“将军,”周烈压低声音,“不太对劲。黑旗军残部最多百人,且分散各地,怎会突然集结这么多?”
萧砚辞没说话,只死死盯着谷中那面黑色军旗。
旗是旧的,人……却太整齐了。
整齐得不像是蛰伏二十年的残兵败将,倒像是……训练有素的精锐伪装的。
“撤。”他忽然道。
“什么?”
“中计了,撤!”
然而已晚。
两侧山崖上,滚石檑木轰然落下!紧接着箭雨如蝗,自高处倾泻而下!
“有埋伏——!”
“结阵!盾牌手上前!”
精锐毕竟是精锐,虽惊不乱,迅速结成圆阵,盾牌外举,挡住第一波箭雨。但山道狭窄,退路已被滚石堵死。

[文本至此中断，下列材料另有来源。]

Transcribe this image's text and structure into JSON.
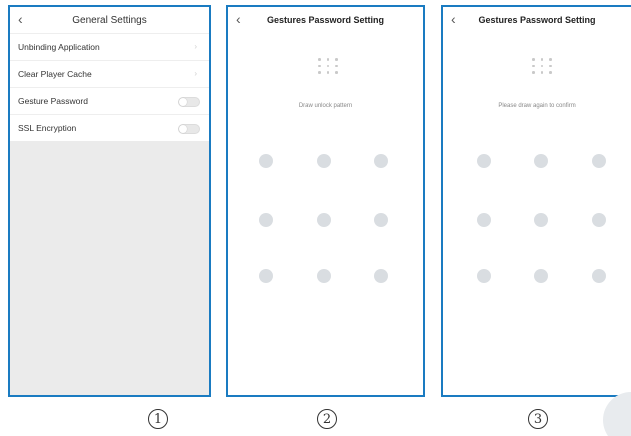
{
  "screen1": {
    "title": "General Settings",
    "back_icon": "chevron-left-icon",
    "items": [
      {
        "label": "Unbinding Application",
        "control": "chevron-right-icon"
      },
      {
        "label": "Clear Player Cache",
        "control": "chevron-right-icon"
      },
      {
        "label": "Gesture Password",
        "control": "toggle",
        "on": false
      },
      {
        "label": "SSL Encryption",
        "control": "toggle",
        "on": false
      }
    ],
    "step": "1"
  },
  "screen2": {
    "title": "Gestures Password Setting",
    "back_icon": "chevron-left-icon",
    "prompt": "Draw unlock pattern",
    "step": "2"
  },
  "screen3": {
    "title": "Gestures Password Setting",
    "back_icon": "chevron-left-icon",
    "prompt": "Please draw again to confirm",
    "step": "3"
  },
  "colors": {
    "frame_border": "#1a7bc1",
    "settings_background": "#ebebeb",
    "pattern_dot": "#d9dde1"
  }
}
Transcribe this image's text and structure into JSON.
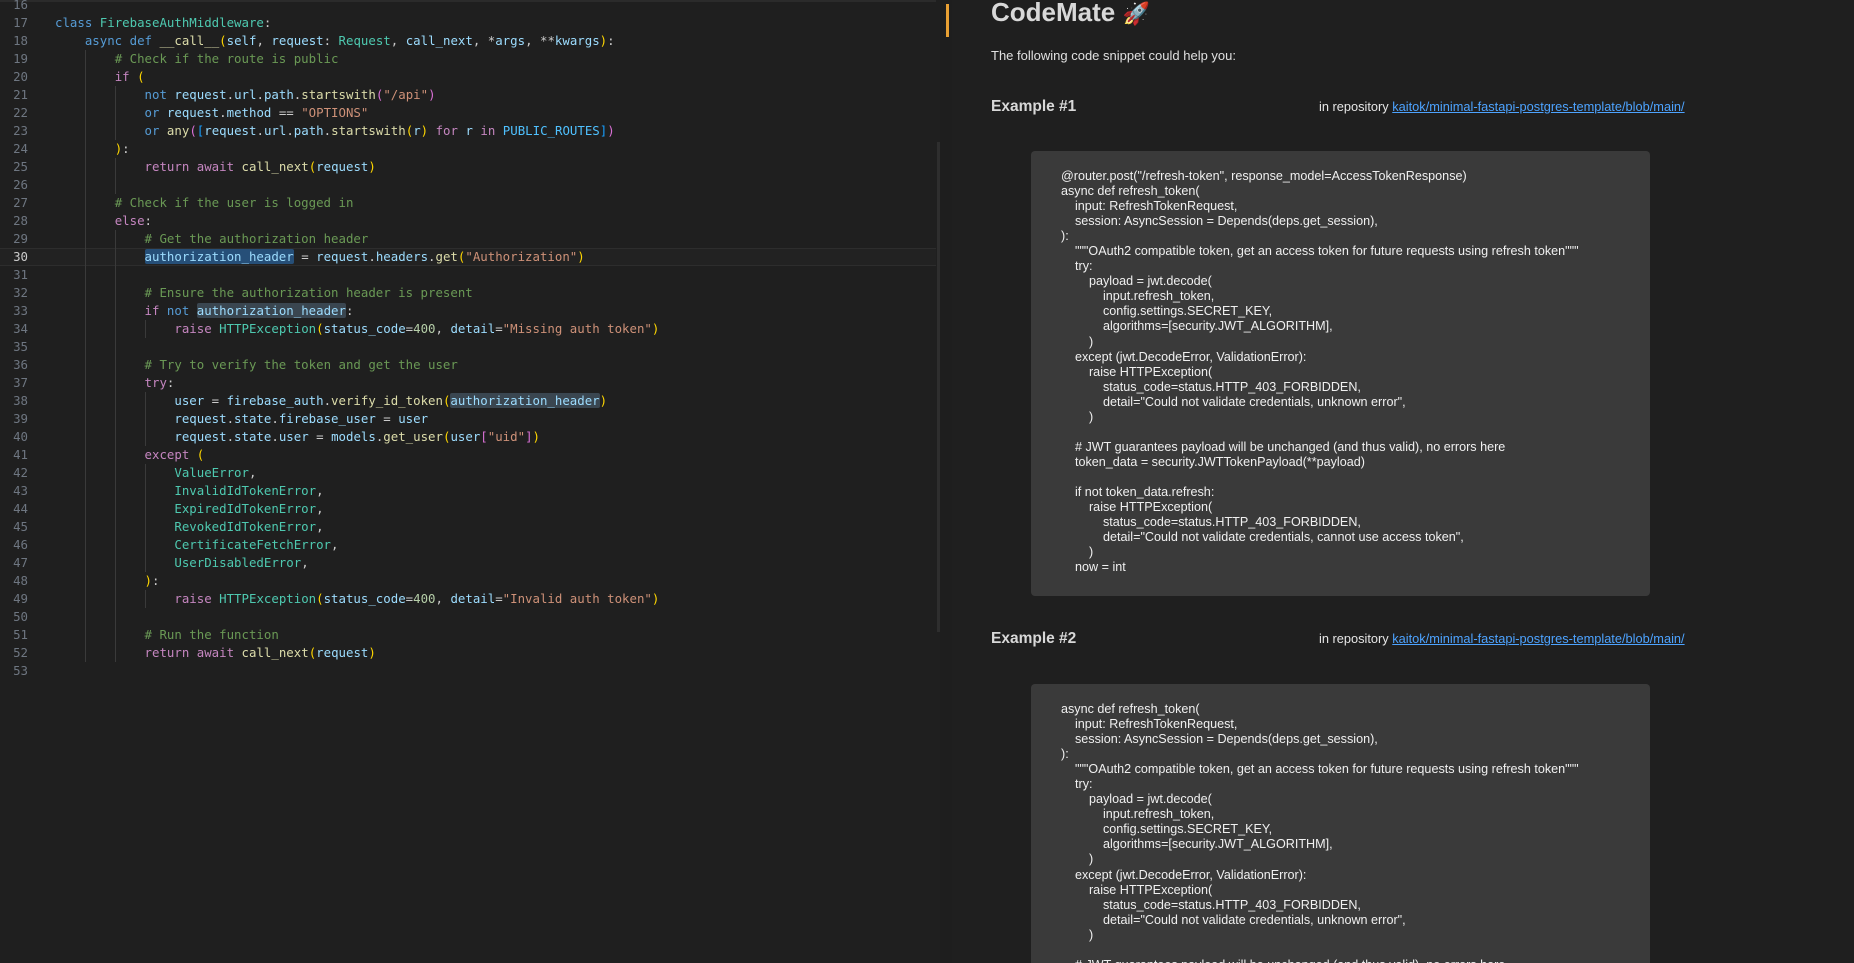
{
  "editor": {
    "current_line": 30,
    "lines": [
      {
        "n": 16,
        "html": ""
      },
      {
        "n": 17,
        "html": "<span class='kw'>class</span> <span class='cls'>FirebaseAuthMiddleware</span>:"
      },
      {
        "n": 18,
        "html": "    <span class='kw'>async</span> <span class='kw'>def</span> <span class='fn'>__call__</span><span class='b1'>(</span><span class='var'>self</span>, <span class='var'>request</span>: <span class='cls'>Request</span>, <span class='var'>call_next</span>, *<span class='var'>args</span>, **<span class='var'>kwargs</span><span class='b1'>)</span>:"
      },
      {
        "n": 19,
        "html": "        <span class='cmt'># Check if the route is public</span>"
      },
      {
        "n": 20,
        "html": "        <span class='ctl'>if</span> <span class='b1'>(</span>"
      },
      {
        "n": 21,
        "html": "            <span class='kw'>not</span> <span class='var'>request</span>.<span class='var'>url</span>.<span class='var'>path</span>.<span class='fn'>startswith</span><span class='b2'>(</span><span class='str'>\"/api\"</span><span class='b2'>)</span>"
      },
      {
        "n": 22,
        "html": "            <span class='kw'>or</span> <span class='var'>request</span>.<span class='var'>method</span> == <span class='str'>\"OPTIONS\"</span>"
      },
      {
        "n": 23,
        "html": "            <span class='kw'>or</span> <span class='fn'>any</span><span class='b2'>(</span><span class='b3'>[</span><span class='var'>request</span>.<span class='var'>url</span>.<span class='var'>path</span>.<span class='fn'>startswith</span><span class='b1'>(</span><span class='var'>r</span><span class='b1'>)</span> <span class='ctl'>for</span> <span class='var'>r</span> <span class='ctl'>in</span> <span class='const'>PUBLIC_ROUTES</span><span class='b3'>]</span><span class='b2'>)</span>"
      },
      {
        "n": 24,
        "html": "        <span class='b1'>)</span>:"
      },
      {
        "n": 25,
        "html": "            <span class='ctl'>return</span> <span class='ctl'>await</span> <span class='fn'>call_next</span><span class='b1'>(</span><span class='var'>request</span><span class='b1'>)</span>"
      },
      {
        "n": 26,
        "html": ""
      },
      {
        "n": 27,
        "html": "        <span class='cmt'># Check if the user is logged in</span>"
      },
      {
        "n": 28,
        "html": "        <span class='ctl'>else</span>:"
      },
      {
        "n": 29,
        "html": "            <span class='cmt'># Get the authorization header</span>"
      },
      {
        "n": 30,
        "html": "            <span class='var hl'>authorization_header</span> = <span class='var'>request</span>.<span class='var'>headers</span>.<span class='fn'>get</span><span class='b1'>(</span><span class='str'>\"Authorization\"</span><span class='b1'>)</span>"
      },
      {
        "n": 31,
        "html": ""
      },
      {
        "n": 32,
        "html": "            <span class='cmt'># Ensure the authorization header is present</span>"
      },
      {
        "n": 33,
        "html": "            <span class='ctl'>if</span> <span class='kw'>not</span> <span class='var hl2'>authorization_header</span>:"
      },
      {
        "n": 34,
        "html": "                <span class='ctl'>raise</span> <span class='cls'>HTTPException</span><span class='b1'>(</span><span class='var'>status_code</span>=<span class='num'>400</span>, <span class='var'>detail</span>=<span class='str'>\"Missing auth token\"</span><span class='b1'>)</span>"
      },
      {
        "n": 35,
        "html": ""
      },
      {
        "n": 36,
        "html": "            <span class='cmt'># Try to verify the token and get the user</span>"
      },
      {
        "n": 37,
        "html": "            <span class='ctl'>try</span>:"
      },
      {
        "n": 38,
        "html": "                <span class='var'>user</span> = <span class='var'>firebase_auth</span>.<span class='fn'>verify_id_token</span><span class='b1'>(</span><span class='var hl2'>authorization_header</span><span class='b1'>)</span>"
      },
      {
        "n": 39,
        "html": "                <span class='var'>request</span>.<span class='var'>state</span>.<span class='var'>firebase_user</span> = <span class='var'>user</span>"
      },
      {
        "n": 40,
        "html": "                <span class='var'>request</span>.<span class='var'>state</span>.<span class='var'>user</span> = <span class='var'>models</span>.<span class='fn'>get_user</span><span class='b1'>(</span><span class='var'>user</span><span class='b2'>[</span><span class='str'>\"uid\"</span><span class='b2'>]</span><span class='b1'>)</span>"
      },
      {
        "n": 41,
        "html": "            <span class='ctl'>except</span> <span class='b1'>(</span>"
      },
      {
        "n": 42,
        "html": "                <span class='cls'>ValueError</span>,"
      },
      {
        "n": 43,
        "html": "                <span class='cls'>InvalidIdTokenError</span>,"
      },
      {
        "n": 44,
        "html": "                <span class='cls'>ExpiredIdTokenError</span>,"
      },
      {
        "n": 45,
        "html": "                <span class='cls'>RevokedIdTokenError</span>,"
      },
      {
        "n": 46,
        "html": "                <span class='cls'>CertificateFetchError</span>,"
      },
      {
        "n": 47,
        "html": "                <span class='cls'>UserDisabledError</span>,"
      },
      {
        "n": 48,
        "html": "            <span class='b1'>)</span>:"
      },
      {
        "n": 49,
        "html": "                <span class='ctl'>raise</span> <span class='cls'>HTTPException</span><span class='b1'>(</span><span class='var'>status_code</span>=<span class='num'>400</span>, <span class='var'>detail</span>=<span class='str'>\"Invalid auth token\"</span><span class='b1'>)</span>"
      },
      {
        "n": 50,
        "html": ""
      },
      {
        "n": 51,
        "html": "            <span class='cmt'># Run the function</span>"
      },
      {
        "n": 52,
        "html": "            <span class='ctl'>return</span> <span class='ctl'>await</span> <span class='fn'>call_next</span><span class='b1'>(</span><span class='var'>request</span><span class='b1'>)</span>"
      },
      {
        "n": 53,
        "html": ""
      }
    ]
  },
  "panel": {
    "title": "CodeMate",
    "title_emoji": "🚀",
    "subtitle": "The following code snippet could help you:",
    "examples": [
      {
        "heading": "Example #1",
        "repo_prefix": "in repository",
        "repo_link": "kaitok/minimal-fastapi-postgres-template/blob/main/",
        "code": "@router.post(\"/refresh-token\", response_model=AccessTokenResponse)\nasync def refresh_token(\n    input: RefreshTokenRequest,\n    session: AsyncSession = Depends(deps.get_session),\n):\n    \"\"\"OAuth2 compatible token, get an access token for future requests using refresh token\"\"\"\n    try:\n        payload = jwt.decode(\n            input.refresh_token,\n            config.settings.SECRET_KEY,\n            algorithms=[security.JWT_ALGORITHM],\n        )\n    except (jwt.DecodeError, ValidationError):\n        raise HTTPException(\n            status_code=status.HTTP_403_FORBIDDEN,\n            detail=\"Could not validate credentials, unknown error\",\n        )\n\n    # JWT guarantees payload will be unchanged (and thus valid), no errors here\n    token_data = security.JWTTokenPayload(**payload)\n\n    if not token_data.refresh:\n        raise HTTPException(\n            status_code=status.HTTP_403_FORBIDDEN,\n            detail=\"Could not validate credentials, cannot use access token\",\n        )\n    now = int"
      },
      {
        "heading": "Example #2",
        "repo_prefix": "in repository",
        "repo_link": "kaitok/minimal-fastapi-postgres-template/blob/main/",
        "code": "async def refresh_token(\n    input: RefreshTokenRequest,\n    session: AsyncSession = Depends(deps.get_session),\n):\n    \"\"\"OAuth2 compatible token, get an access token for future requests using refresh token\"\"\"\n    try:\n        payload = jwt.decode(\n            input.refresh_token,\n            config.settings.SECRET_KEY,\n            algorithms=[security.JWT_ALGORITHM],\n        )\n    except (jwt.DecodeError, ValidationError):\n        raise HTTPException(\n            status_code=status.HTTP_403_FORBIDDEN,\n            detail=\"Could not validate credentials, unknown error\",\n        )\n\n    # JWT guarantees payload will be unchanged (and thus valid), no errors here"
      }
    ]
  },
  "colors": {
    "editor_bg": "#1f1f1f",
    "snippet_bg": "#3a3a3a",
    "link": "#4da3ff",
    "accent": "#e8a033"
  }
}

萧砚辞策马立于阵中,仰头望去。崖上人影幢幢,看身形步伐,分明是行伍出身。
“不是黑旗军。”他声音冰冷,“是穿着黑旗军皮的正规军。”
“将军,现在怎么办?”
萧砚辞握紧缰绳,雨水顺着他下颌滴落。
“周烈,你带三百人,从东侧缓坡强攻,撕开一道口子。其余人,随我断后。”
“将军不可!您——”
“执行军令!”
周烈咬牙,带兵冲向东侧。厮杀声瞬间响起,血混着雨水,将泥地染成暗红。
萧砚辞留在原地,张弓搭箭,一箭一箭射向崖上指挥者。玄铁箭例无虚发,连毙七人,崖上攻势稍缓。
但对方人数太多。
半个时辰后,周烈
;浑身是血退回:“将军,东侧……攻不上去!他们至少有八百人,我们被包饺子了!”
萧砚辞肩头旧伤在雨中阵阵作痛,他闭了闭眼,从怀中取出那枚沈清禾给的护身符,握了握,又塞回去。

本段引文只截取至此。